A hierarchical ART network for the stable incremental learning of topological structures and associations from noisy data

In this article, a novel unsupervised neural network combining elements from Adaptive Resonance Theory and topology-learning neural networks is presented. It enables stable on-line clustering of stationary and non-stationary input data by learning their inherent topology. Here, two network components representing two different levels of detail are trained simultaneously. By virtue of several filtering mechanisms, the sensitivity to noise is diminished, which renders the proposed network suitable for the application to real-world problems. Furthermore, we demonstrate that this network constitutes an excellent basis to learn and recall associations between real-world associative keys. Its incremental nature ensures that the capacity of the corresponding associative memory fits the amount of knowledge to be learnt. Moreover, the formed clusters efficiently represent the relations between the keys, even if noisy data is used for training.
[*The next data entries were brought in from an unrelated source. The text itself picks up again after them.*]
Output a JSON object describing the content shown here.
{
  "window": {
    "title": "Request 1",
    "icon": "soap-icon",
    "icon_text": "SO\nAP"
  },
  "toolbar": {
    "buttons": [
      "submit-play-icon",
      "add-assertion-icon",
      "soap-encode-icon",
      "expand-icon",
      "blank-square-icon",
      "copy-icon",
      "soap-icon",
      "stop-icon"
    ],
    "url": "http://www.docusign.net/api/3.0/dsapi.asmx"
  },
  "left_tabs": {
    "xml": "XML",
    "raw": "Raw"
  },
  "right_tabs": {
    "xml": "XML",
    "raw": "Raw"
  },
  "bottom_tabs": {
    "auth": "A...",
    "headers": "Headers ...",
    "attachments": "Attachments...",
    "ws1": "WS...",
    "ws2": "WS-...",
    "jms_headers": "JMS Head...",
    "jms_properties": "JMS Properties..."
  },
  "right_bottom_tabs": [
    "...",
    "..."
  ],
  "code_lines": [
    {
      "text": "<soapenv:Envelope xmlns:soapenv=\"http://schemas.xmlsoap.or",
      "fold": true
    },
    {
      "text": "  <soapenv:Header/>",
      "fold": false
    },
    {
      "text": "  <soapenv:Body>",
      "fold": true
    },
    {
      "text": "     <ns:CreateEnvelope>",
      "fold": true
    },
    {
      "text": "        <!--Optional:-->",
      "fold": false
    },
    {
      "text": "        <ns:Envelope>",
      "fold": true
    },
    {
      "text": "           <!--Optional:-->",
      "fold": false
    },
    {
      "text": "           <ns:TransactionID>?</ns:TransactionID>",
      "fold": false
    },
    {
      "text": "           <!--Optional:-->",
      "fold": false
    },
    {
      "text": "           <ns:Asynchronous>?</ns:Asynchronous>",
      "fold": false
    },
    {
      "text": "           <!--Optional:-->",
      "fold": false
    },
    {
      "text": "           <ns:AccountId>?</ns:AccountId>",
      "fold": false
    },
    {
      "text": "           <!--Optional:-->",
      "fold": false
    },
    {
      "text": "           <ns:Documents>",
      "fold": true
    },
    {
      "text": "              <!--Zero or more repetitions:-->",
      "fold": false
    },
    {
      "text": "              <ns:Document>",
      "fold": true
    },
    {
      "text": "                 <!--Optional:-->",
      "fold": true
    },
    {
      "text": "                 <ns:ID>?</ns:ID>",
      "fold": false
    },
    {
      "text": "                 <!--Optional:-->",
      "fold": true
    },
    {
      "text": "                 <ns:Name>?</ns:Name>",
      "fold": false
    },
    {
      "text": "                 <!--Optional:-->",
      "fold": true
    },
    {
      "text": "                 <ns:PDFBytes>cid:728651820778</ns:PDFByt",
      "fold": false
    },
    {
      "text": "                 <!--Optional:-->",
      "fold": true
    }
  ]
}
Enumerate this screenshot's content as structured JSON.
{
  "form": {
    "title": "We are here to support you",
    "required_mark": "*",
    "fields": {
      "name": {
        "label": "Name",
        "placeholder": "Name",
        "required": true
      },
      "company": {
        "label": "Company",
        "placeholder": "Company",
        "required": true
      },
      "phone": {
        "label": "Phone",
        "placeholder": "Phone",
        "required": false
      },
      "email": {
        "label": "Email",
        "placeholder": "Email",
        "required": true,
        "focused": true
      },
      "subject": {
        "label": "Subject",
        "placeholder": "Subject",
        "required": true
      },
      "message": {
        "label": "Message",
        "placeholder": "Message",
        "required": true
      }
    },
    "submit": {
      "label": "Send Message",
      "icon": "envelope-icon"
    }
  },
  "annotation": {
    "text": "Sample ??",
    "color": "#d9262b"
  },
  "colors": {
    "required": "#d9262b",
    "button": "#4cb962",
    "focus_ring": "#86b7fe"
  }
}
In addition, we present an iterative recall mechanism to retrieve stored information based on one of the associative keys used for training. As different levels of detail are learnt, the recall can be performed with different degrees of accuracy.

► An ART neural network learning topological structures is presented. ► It enables stable on-line clustering of stationary and non-stationary data. ► Noise-insensitive representations are learnt at two levels of detail. ► The network is extended to a hetero-associative memory for real-world keys.